Потап двинулся дальше, а девочка с недоумением смотрела вслед. Он шел прямой, непомерно длинный, суровый. Асфальт размяк от зноя: на нем оставались оттиски каблуков. Далеко, в конце проспекта, за Обью висели обрывки туч.
Театр показался вблизи еще огромней и таким тяжелым, что он как будто наполовину вдавился в землю. Потап раздраженно отвернулся. Здесь где-то был его дом. Старик остановился, ничего не узнавая. Не только дома, всего квартала не было. Поднимались четырехэтажные здания, окрашенные в розоватую краску. На балконах виднелись фикусы в кадках. Только у входа в «Гастроном» Потап узнал два старых, раскидистых тополя, посаженных еще отцом.
Шли женщины в пестрых платьях, мужчины в шелковых рубашках, а Потап стоял в суконном костюме, который в жару казался ватным. Пот катился по щетинистому лицу.
Тополя шумели вдоль тротуаров, цвели, стояли седые от пуха. Ветер уносил его, и деревья точно дымились. Завивалась пуховая метель. Ямки, канавы полны легкими, полупрозрачными сугробами. Они развеивались от взмахов крылышек, когда воробьи садились на землю. Грузовик остановился под тополем, и сразу в его кузове стало бело и пушисто.
Потап, залепленный пухом, тихо брел.
В следующем квартале еще сохранились старые, бревенчатые домишки. Надолго ли? Вон уже навалены вдоль дороги горы камней, гальки. Роют какие-то ямы, возят доски.

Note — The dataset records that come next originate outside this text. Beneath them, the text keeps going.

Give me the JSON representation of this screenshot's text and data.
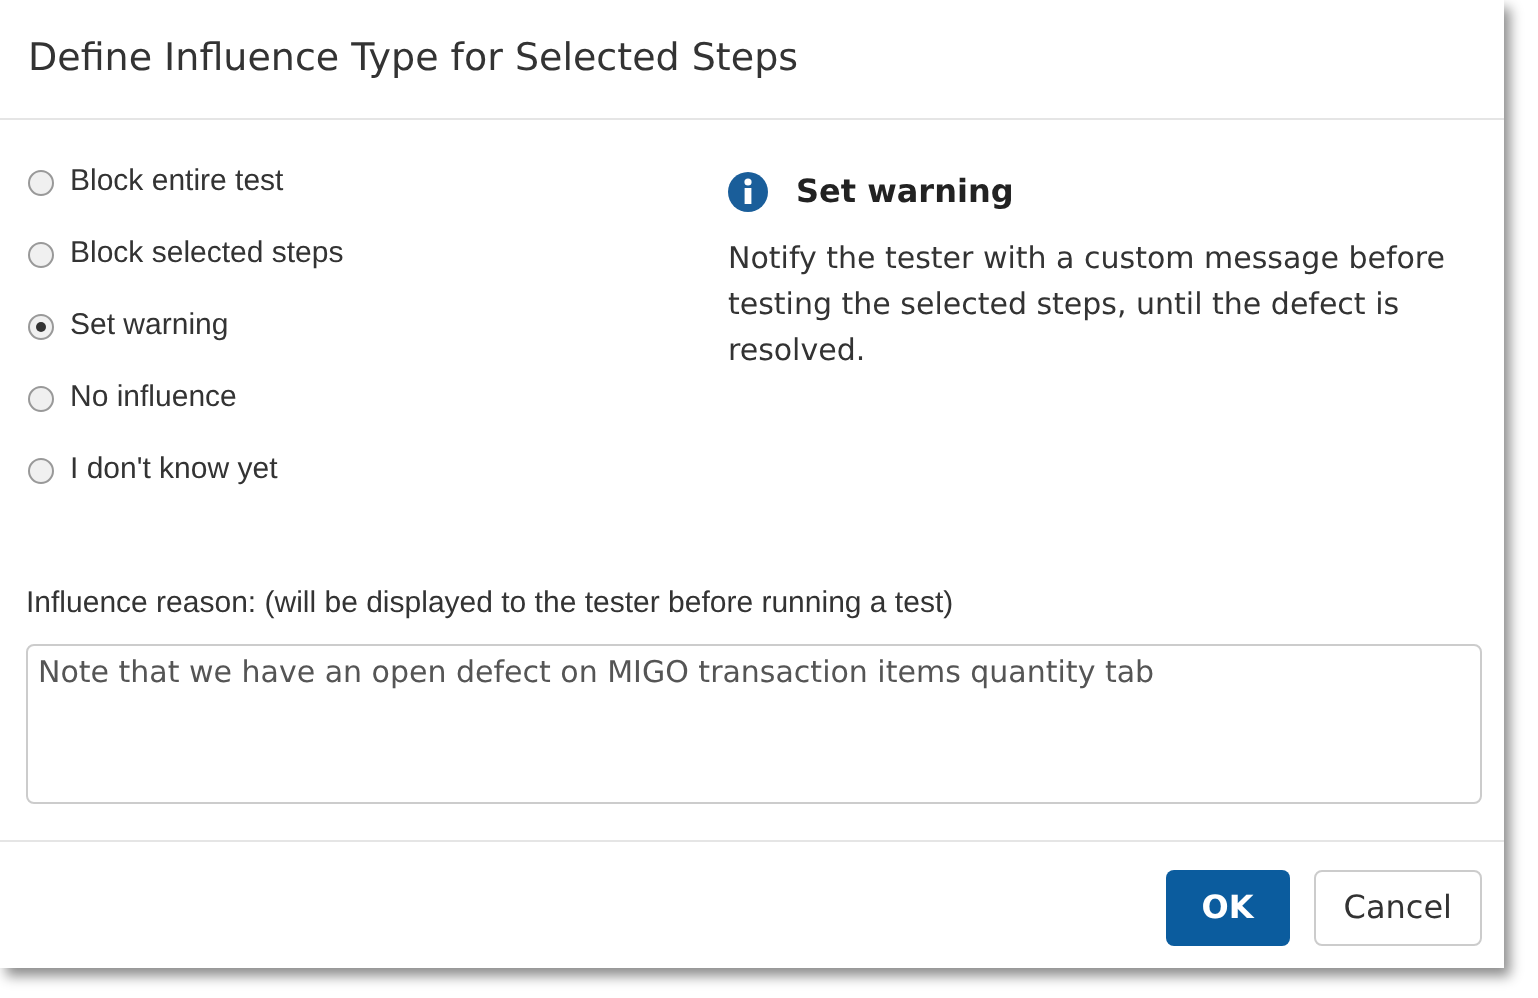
{
  "dialog": {
    "title": "Define Influence Type for Selected Steps",
    "options": [
      {
        "label": "Block entire test",
        "selected": false
      },
      {
        "label": "Block selected steps",
        "selected": false
      },
      {
        "label": "Set warning",
        "selected": true
      },
      {
        "label": "No influence",
        "selected": false
      },
      {
        "label": "I don't know yet",
        "selected": false
      }
    ],
    "info": {
      "title": "Set warning",
      "description": "Notify the tester with a custom message before testing the selected steps, until the defect is resolved."
    },
    "reason": {
      "label": "Influence reason: (will be displayed to the tester before running a test)",
      "value": "Note that we have an open defect on MIGO transaction items quantity tab"
    },
    "buttons": [
      {
        "label": "OK",
        "kind": "primary"
      },
      {
        "label": "Cancel",
        "kind": "secondary"
      }
    ]
  }
}
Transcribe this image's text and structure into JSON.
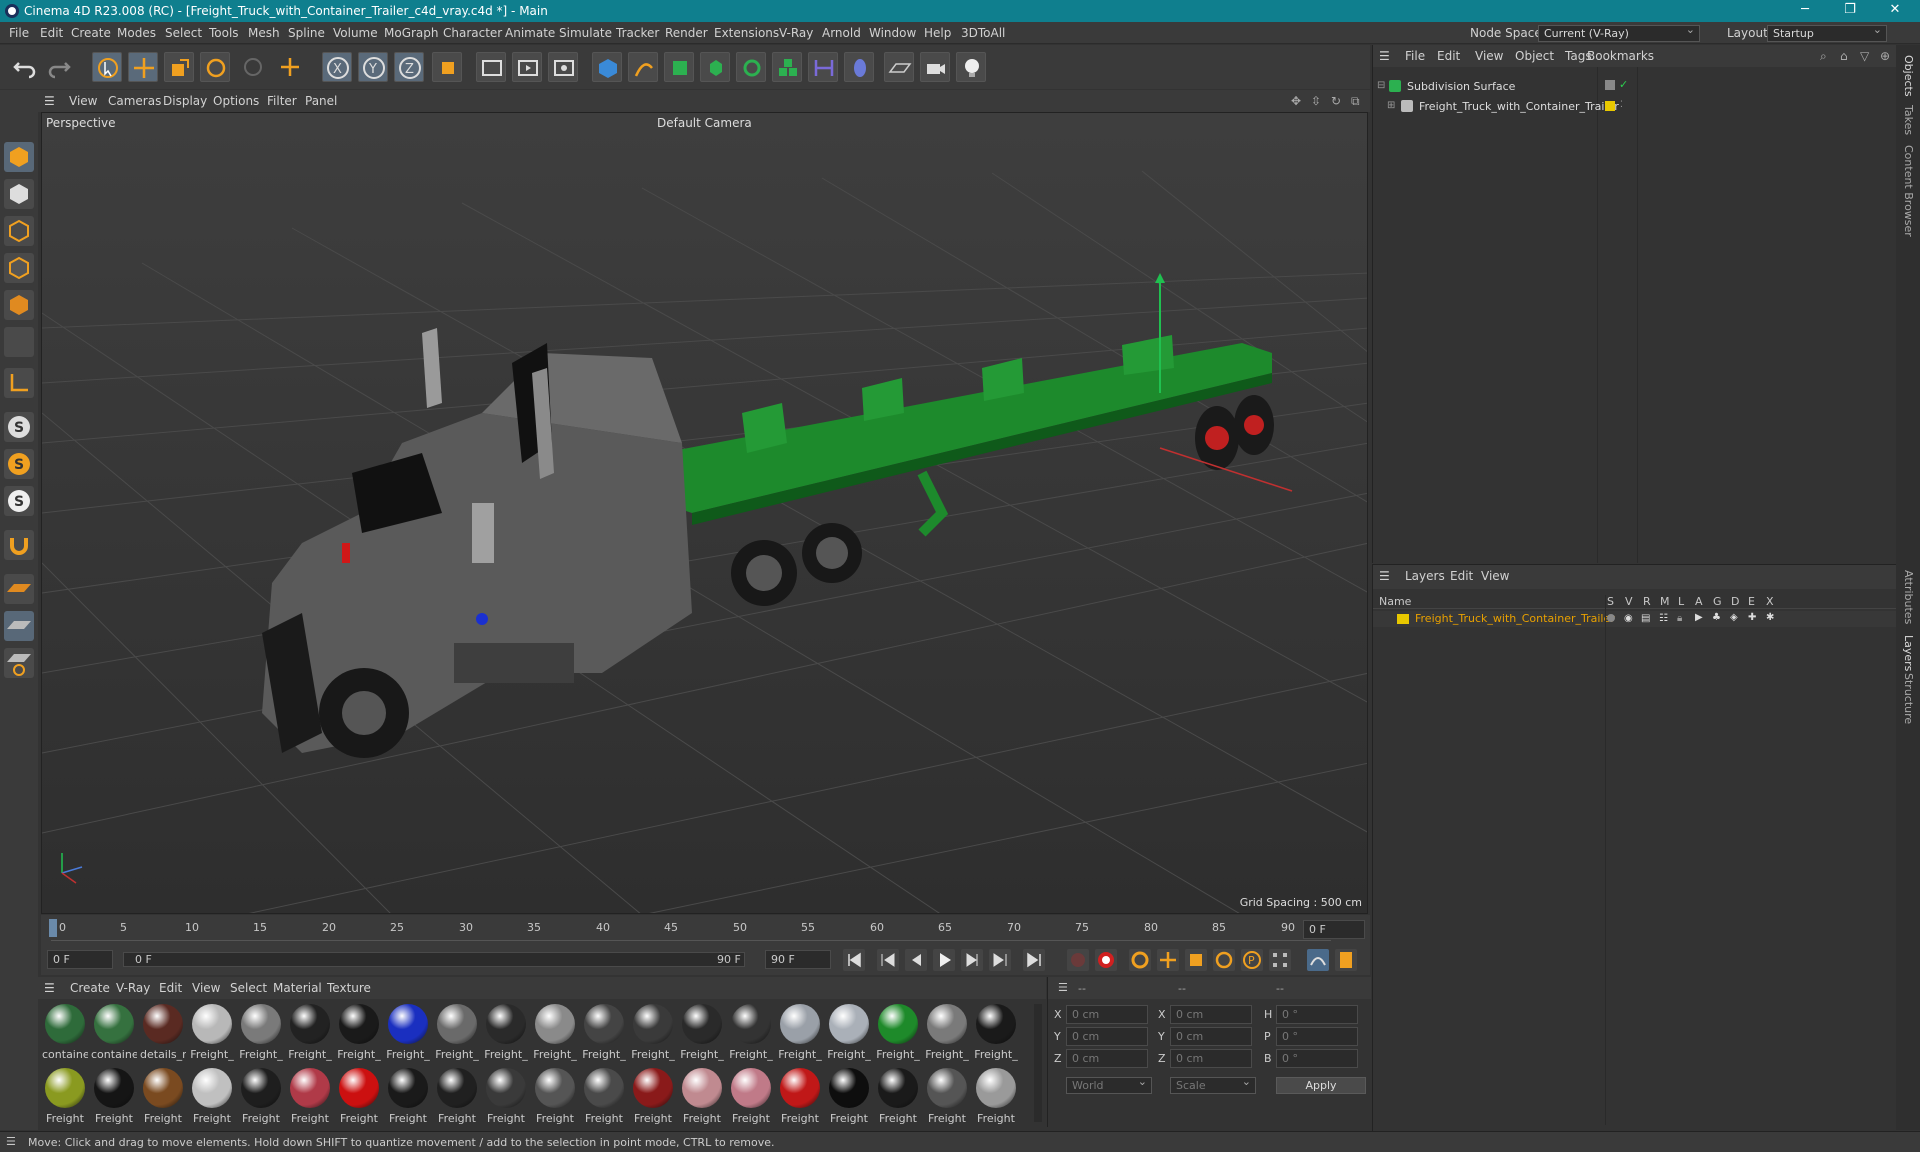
{
  "window": {
    "title": "Cinema 4D R23.008 (RC) - [Freight_Truck_with_Container_Trailer_c4d_vray.c4d *] - Main"
  },
  "menubar": {
    "items": [
      "File",
      "Edit",
      "Create",
      "Modes",
      "Select",
      "Tools",
      "Mesh",
      "Spline",
      "Volume",
      "MoGraph",
      "Character",
      "Animate",
      "Simulate",
      "Tracker",
      "Render",
      "Extensions",
      "V-Ray",
      "Arnold",
      "Window",
      "Help",
      "3DToAll"
    ],
    "node_space_label": "Node Space:",
    "node_space_value": "Current (V-Ray)",
    "layout_label": "Layout:",
    "layout_value": "Startup"
  },
  "viewport": {
    "menu": [
      "View",
      "Cameras",
      "Display",
      "Options",
      "Filter",
      "Panel"
    ],
    "label": "Perspective",
    "camera": "Default Camera",
    "grid_spacing": "Grid Spacing : 500 cm"
  },
  "timeline": {
    "ticks": [
      "0",
      "5",
      "10",
      "15",
      "20",
      "25",
      "30",
      "35",
      "40",
      "45",
      "50",
      "55",
      "60",
      "65",
      "70",
      "75",
      "80",
      "85",
      "90"
    ],
    "current_frame": "0 F"
  },
  "transport": {
    "start": "0 F",
    "range_start": "0 F",
    "range_end": "90 F",
    "end": "90 F"
  },
  "materials": {
    "menu": [
      "Create",
      "V-Ray",
      "Edit",
      "View",
      "Select",
      "Material",
      "Texture"
    ],
    "row1": [
      {
        "name": "containe",
        "color": "#2e6b3a"
      },
      {
        "name": "containe",
        "color": "#35713f"
      },
      {
        "name": "details_r",
        "color": "#5a2a22"
      },
      {
        "name": "Freight_",
        "color": "#b8b8b8"
      },
      {
        "name": "Freight_",
        "color": "#7a7a7a"
      },
      {
        "name": "Freight_",
        "color": "#222222"
      },
      {
        "name": "Freight_",
        "color": "#1a1a1a"
      },
      {
        "name": "Freight_",
        "color": "#1a2fc0"
      },
      {
        "name": "Freight_",
        "color": "#6a6a6a"
      },
      {
        "name": "Freight_",
        "color": "#2a2a2a"
      },
      {
        "name": "Freight_",
        "color": "#8a8a8a"
      },
      {
        "name": "Freight_",
        "color": "#444444"
      },
      {
        "name": "Freight_",
        "color": "#3a3a3a"
      },
      {
        "name": "Freight_",
        "color": "#2a2a2a"
      },
      {
        "name": "Freight_",
        "color": "#333333"
      },
      {
        "name": "Freight_",
        "color": "#9aa0a8"
      },
      {
        "name": "Freight_",
        "color": "#aab0b8"
      },
      {
        "name": "Freight_",
        "color": "#1e8a2a"
      },
      {
        "name": "Freight_",
        "color": "#7a7a7a"
      },
      {
        "name": "Freight_",
        "color": "#1a1a1a"
      }
    ],
    "row2": [
      {
        "name": "Freight",
        "color": "#8a9a20"
      },
      {
        "name": "Freight",
        "color": "#151515"
      },
      {
        "name": "Freight",
        "color": "#7a4a20"
      },
      {
        "name": "Freight",
        "color": "#c0c0c0"
      },
      {
        "name": "Freight",
        "color": "#1e1e1e"
      },
      {
        "name": "Freight",
        "color": "#b03a48"
      },
      {
        "name": "Freight",
        "color": "#cc1010"
      },
      {
        "name": "Freight",
        "color": "#1a1a1a"
      },
      {
        "name": "Freight",
        "color": "#202020"
      },
      {
        "name": "Freight",
        "color": "#3a3a3a"
      },
      {
        "name": "Freight",
        "color": "#555555"
      },
      {
        "name": "Freight",
        "color": "#4a4a4a"
      },
      {
        "name": "Freight",
        "color": "#8a1a1a"
      },
      {
        "name": "Freight",
        "color": "#c08a90"
      },
      {
        "name": "Freight",
        "color": "#c07a88"
      },
      {
        "name": "Freight",
        "color": "#c01818"
      },
      {
        "name": "Freight",
        "color": "#0e0e0e"
      },
      {
        "name": "Freight",
        "color": "#1a1a1a"
      },
      {
        "name": "Freight",
        "color": "#555555"
      },
      {
        "name": "Freight",
        "color": "#9a9a9a"
      }
    ]
  },
  "attributes": {
    "headers": [
      "--",
      "--",
      "--"
    ],
    "rows": [
      {
        "a": "X",
        "av": "0 cm",
        "b": "X",
        "bv": "0 cm",
        "c": "H",
        "cv": "0 °"
      },
      {
        "a": "Y",
        "av": "0 cm",
        "b": "Y",
        "bv": "0 cm",
        "c": "P",
        "cv": "0 °"
      },
      {
        "a": "Z",
        "av": "0 cm",
        "b": "Z",
        "bv": "0 cm",
        "c": "B",
        "cv": "0 °"
      }
    ],
    "coord_mode": "World",
    "size_mode": "Scale",
    "apply": "Apply"
  },
  "objects": {
    "menu": [
      "File",
      "Edit",
      "View",
      "Object",
      "Tags",
      "Bookmarks"
    ],
    "tree": [
      {
        "name": "Subdivision Surface"
      },
      {
        "name": "Freight_Truck_with_Container_Trailer"
      }
    ]
  },
  "layers": {
    "menu": [
      "Layers",
      "Edit",
      "View"
    ],
    "name_header": "Name",
    "col_headers": [
      "S",
      "V",
      "R",
      "M",
      "L",
      "A",
      "G",
      "D",
      "E",
      "X"
    ],
    "rows": [
      {
        "name": "Freight_Truck_with_Container_Trailer",
        "color": "#e8c800"
      }
    ]
  },
  "side_tabs": [
    "Objects",
    "Takes",
    "Content Browser",
    "Attributes",
    "Layers",
    "Structure"
  ],
  "status": "Move: Click and drag to move elements. Hold down SHIFT to quantize movement / add to the selection in point mode, CTRL to remove."
}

Потап подошел к угловой усадьбе. Вот они, его отобранные дома. Хлопнула гулко тяжелая калитка, весело тараторя, вышли девушки в белых платьях. Со смехом присели, ловя взлетевшие от порыва ветра подолы. На втором этаже открылось окно, высунулась пожилая женщина в платке, крикнула:
— Девчата, вы куда?
— На стадион, мама!
— К обеду не опоздайте.
— Ладно!
Стукнуло окно, закрылось. На подоконнике стоял красный цветок «ванька мокрый», сидела кошка, обвив передние лапы хвостом.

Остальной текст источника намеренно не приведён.